Imatest Educational Apps

Introduced in Imatest 4.2, the Imatest Educational Apps serve to demonstrate mathematical concepts that directly relate to the understanding of image quality factors. The Imatest Educational Apps demonstrate Nyquist sampling theorem, the decomposition of an image’s Fourier transform, the Modulation Transfer Function of a slanted edge, and chromatic aberration. As an educational resource, this utility is available through the Imatest main window without an active Imatest license.

To access the Imatest Educational Apps, go to the Imatest main window and select Help, then Educational Apps….

A Welcome splash screen will open by default. Select the tabs across the top to navigate to each module.

Each module has adjustable parameters that have an impact on image quality or demonstrate an iteration through a sequence. To manually adjust these parameters, drag the sliders. To automatically step through the available values of a particular parameter, select the play button (Play). You can only play through one parameter at a time. When playing, the play button will change to a stop button (Stop).

Sampling Theorem

The Sampling Theorem tab allows you to adjust the frequency and phase of a 1D sine wave, observe its 2D representation, and observe the signal as it is digitized, simulating an ideal (not affected by optics or signal processing) digital imaging system.

Nyquist frequency refers to the maximum signal that an imaging system can reproduce, and is always 0.5 cycles/pixel.
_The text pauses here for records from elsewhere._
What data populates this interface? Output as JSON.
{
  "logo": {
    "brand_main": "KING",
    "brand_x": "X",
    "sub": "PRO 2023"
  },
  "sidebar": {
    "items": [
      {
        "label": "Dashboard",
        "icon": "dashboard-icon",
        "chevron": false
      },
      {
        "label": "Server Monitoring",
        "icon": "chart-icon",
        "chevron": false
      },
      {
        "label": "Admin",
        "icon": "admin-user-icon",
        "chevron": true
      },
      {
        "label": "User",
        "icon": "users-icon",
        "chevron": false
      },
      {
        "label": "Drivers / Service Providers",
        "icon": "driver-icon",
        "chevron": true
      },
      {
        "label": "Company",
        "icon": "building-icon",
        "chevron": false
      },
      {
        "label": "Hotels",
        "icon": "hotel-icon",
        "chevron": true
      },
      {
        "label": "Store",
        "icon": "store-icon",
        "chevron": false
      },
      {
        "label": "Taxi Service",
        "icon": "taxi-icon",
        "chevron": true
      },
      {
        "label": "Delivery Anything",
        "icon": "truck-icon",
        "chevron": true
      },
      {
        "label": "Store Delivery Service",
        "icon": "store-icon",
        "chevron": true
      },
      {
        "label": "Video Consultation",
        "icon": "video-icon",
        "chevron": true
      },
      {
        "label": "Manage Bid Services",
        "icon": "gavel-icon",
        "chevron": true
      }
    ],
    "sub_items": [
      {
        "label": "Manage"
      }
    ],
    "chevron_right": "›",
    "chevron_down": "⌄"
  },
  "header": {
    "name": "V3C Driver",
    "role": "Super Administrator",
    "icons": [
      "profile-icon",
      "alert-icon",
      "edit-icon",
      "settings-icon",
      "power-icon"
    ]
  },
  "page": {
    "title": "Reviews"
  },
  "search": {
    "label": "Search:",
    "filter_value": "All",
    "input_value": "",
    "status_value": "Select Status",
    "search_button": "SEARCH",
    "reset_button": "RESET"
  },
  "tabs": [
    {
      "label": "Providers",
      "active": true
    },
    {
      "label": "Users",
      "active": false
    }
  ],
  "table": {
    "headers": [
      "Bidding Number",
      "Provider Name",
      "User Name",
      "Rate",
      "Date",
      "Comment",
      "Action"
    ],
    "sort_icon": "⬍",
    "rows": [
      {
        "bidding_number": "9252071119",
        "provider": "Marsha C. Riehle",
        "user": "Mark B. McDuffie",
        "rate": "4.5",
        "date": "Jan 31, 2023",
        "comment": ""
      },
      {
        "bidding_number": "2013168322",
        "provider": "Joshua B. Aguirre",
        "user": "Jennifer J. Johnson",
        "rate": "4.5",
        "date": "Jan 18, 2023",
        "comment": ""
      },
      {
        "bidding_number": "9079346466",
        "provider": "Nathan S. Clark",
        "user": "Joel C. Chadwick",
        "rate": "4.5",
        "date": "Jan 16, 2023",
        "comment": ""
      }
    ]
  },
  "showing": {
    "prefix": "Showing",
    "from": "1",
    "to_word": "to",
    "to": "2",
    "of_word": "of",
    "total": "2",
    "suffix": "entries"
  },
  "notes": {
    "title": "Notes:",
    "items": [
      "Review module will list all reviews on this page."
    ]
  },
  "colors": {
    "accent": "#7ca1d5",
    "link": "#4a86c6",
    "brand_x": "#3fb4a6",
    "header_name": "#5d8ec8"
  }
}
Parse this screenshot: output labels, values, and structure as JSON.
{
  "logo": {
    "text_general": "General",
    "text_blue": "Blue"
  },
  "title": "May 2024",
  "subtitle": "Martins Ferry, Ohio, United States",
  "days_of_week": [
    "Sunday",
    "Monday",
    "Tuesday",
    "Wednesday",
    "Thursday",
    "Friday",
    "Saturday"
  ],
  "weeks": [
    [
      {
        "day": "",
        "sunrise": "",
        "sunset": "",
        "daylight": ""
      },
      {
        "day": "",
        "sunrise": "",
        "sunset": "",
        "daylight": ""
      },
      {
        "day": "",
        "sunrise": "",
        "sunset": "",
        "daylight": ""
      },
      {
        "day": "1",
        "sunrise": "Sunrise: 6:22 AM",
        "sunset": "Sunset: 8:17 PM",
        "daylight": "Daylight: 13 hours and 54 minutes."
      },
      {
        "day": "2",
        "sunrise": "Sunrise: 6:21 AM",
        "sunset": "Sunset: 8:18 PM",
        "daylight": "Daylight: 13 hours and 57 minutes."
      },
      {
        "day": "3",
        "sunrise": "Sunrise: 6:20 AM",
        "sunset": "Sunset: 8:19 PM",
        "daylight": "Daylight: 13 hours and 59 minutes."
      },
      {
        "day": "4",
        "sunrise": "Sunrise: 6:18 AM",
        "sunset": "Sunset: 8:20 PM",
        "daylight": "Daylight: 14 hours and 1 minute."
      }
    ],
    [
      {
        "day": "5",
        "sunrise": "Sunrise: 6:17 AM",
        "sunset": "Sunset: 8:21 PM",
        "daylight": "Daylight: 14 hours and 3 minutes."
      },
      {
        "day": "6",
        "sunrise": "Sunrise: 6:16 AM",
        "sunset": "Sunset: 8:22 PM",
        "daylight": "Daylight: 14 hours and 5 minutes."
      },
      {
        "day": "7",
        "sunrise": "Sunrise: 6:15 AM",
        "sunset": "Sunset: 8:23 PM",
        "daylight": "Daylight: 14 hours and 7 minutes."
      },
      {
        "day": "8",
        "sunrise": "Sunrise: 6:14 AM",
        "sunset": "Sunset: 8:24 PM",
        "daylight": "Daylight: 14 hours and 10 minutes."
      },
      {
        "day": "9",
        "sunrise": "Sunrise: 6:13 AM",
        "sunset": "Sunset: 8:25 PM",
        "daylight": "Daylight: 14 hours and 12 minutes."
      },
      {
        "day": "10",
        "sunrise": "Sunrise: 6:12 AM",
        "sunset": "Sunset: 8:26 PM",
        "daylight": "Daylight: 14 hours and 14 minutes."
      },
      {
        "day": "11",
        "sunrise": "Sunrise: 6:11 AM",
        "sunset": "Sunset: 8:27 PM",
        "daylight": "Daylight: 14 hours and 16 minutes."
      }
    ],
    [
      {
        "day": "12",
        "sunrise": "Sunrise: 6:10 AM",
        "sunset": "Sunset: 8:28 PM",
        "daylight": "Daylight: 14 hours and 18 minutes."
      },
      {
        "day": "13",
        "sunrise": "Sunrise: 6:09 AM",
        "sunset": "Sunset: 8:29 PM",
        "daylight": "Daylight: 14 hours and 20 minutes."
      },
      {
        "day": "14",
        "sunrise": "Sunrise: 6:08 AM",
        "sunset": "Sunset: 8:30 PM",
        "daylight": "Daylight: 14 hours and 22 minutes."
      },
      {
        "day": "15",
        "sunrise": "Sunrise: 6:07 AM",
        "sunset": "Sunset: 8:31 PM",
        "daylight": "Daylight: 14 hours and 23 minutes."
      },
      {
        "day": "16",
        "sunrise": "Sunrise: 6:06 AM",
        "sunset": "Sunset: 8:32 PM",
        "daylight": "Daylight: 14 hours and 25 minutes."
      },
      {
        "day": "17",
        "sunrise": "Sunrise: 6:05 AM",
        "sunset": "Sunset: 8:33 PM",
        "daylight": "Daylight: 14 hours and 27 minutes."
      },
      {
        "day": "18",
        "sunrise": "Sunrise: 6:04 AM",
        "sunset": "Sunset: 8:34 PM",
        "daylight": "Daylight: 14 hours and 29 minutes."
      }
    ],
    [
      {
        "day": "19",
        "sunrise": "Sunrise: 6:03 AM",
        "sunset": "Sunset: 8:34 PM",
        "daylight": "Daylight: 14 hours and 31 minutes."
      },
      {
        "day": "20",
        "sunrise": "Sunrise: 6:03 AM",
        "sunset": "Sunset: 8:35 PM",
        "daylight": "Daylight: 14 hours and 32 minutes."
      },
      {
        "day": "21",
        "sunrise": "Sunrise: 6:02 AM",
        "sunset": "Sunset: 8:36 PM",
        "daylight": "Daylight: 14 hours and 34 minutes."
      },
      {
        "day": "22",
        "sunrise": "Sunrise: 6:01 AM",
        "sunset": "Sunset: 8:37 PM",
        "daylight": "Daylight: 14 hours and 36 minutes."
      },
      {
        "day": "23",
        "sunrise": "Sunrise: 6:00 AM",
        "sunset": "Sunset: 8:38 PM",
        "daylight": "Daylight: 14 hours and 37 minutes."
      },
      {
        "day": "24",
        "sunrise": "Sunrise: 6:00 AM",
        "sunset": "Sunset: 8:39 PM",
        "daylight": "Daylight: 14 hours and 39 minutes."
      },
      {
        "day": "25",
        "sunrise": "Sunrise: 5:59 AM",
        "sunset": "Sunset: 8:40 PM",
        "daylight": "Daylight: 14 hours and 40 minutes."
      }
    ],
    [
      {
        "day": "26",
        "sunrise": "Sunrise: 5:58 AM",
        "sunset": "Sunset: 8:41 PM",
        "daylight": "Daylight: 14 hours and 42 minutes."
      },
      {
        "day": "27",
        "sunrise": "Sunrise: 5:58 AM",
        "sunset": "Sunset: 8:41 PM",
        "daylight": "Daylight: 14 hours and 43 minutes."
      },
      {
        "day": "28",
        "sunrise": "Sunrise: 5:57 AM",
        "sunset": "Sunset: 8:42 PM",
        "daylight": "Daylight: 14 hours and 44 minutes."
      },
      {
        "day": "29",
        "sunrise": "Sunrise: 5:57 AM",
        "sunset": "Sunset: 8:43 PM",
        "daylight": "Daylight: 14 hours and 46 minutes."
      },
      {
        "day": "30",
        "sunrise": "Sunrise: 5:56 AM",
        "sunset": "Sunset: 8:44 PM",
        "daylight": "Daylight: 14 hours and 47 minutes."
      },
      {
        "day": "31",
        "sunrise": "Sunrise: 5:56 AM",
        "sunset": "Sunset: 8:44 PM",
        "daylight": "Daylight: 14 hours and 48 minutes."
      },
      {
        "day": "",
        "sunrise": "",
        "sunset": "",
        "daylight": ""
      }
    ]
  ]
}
Adjusting the frequency slider to 0.5 cycles/pixel corresponds to 1x Nyquist frequency. Any input signal above Nyquist frequency is considered aliased. In imaging, certain frequencies are referred to by their corresponding fraction of Nyquist frequency.

Try adjusting the input frequency both above and below Nyquist frequency while also adjusting the input phase. Observe the resulting impact on an aliased and non-aliased signal.

A detailed description of Nyquist sampling theorem can be found on the Log Frequency documentation page.

Imatest Educational Apps: Sampling Theorem

Fourier Decomposition

Imatest Educational Apps: Fourier Decomposition

A 2D Fourier transform is useful for both visualization of and calculations regarding the component spatial frequencies of an image. The Original Image is shown on the top left, and its Fourier Transform is shown to the right. In the visual representation of the Fourier Transform, brighter regions correspond to the frequencies in the image that have the highest magnitude.

This tab sorts the individual sinusoidal Fourier components that can be found in the Original Image in order of decreasing magnitude. Stepping through the slider adds each component (and its conjugate) back to the reconstruction of the image (Summed Fourier Components) on the bottom left. Most of the original image can be rendered as visually appealing without including all of the high frequency information.

Modulation Transfer Function (MTF)

Understanding the Modulation Transfer Function (MTF), or Spatial Frequency Response (SFR), is critical to understanding sharpness, a critical imaging quality factor. The MTF of an imaging system describes the system’s ability to reproduce the different spatial frequencies.

The MTF of a complete imaging system is the product of the the MTF of its individual components. For example, a poorly designed lens would decrease the system’s MTF, but signal processing may sharpen the image and increase the system’s MTF.

For more information about MTF, see the Sharpness documentation page.

The MTF module utilizes sfrmat3, written by Peter D. Burns, 2009.

Imatest Educational Apps: MTF

Chromatic Aberration

Imatest Educational Apps: Chromatic Aberration

Longitudinal chromatic aberration occurs because the index of refraction varies based as a function of wavelength, causing dispersion of the focal points of each color. In images, this appears as color fringing, typically near edges. Adjusting dispersion simulates redesigning the lens to combat longitudinal chromatic aberration.

For a more mathematical explanation of chromatic aberration, see the Chromatic Aberration documentation page.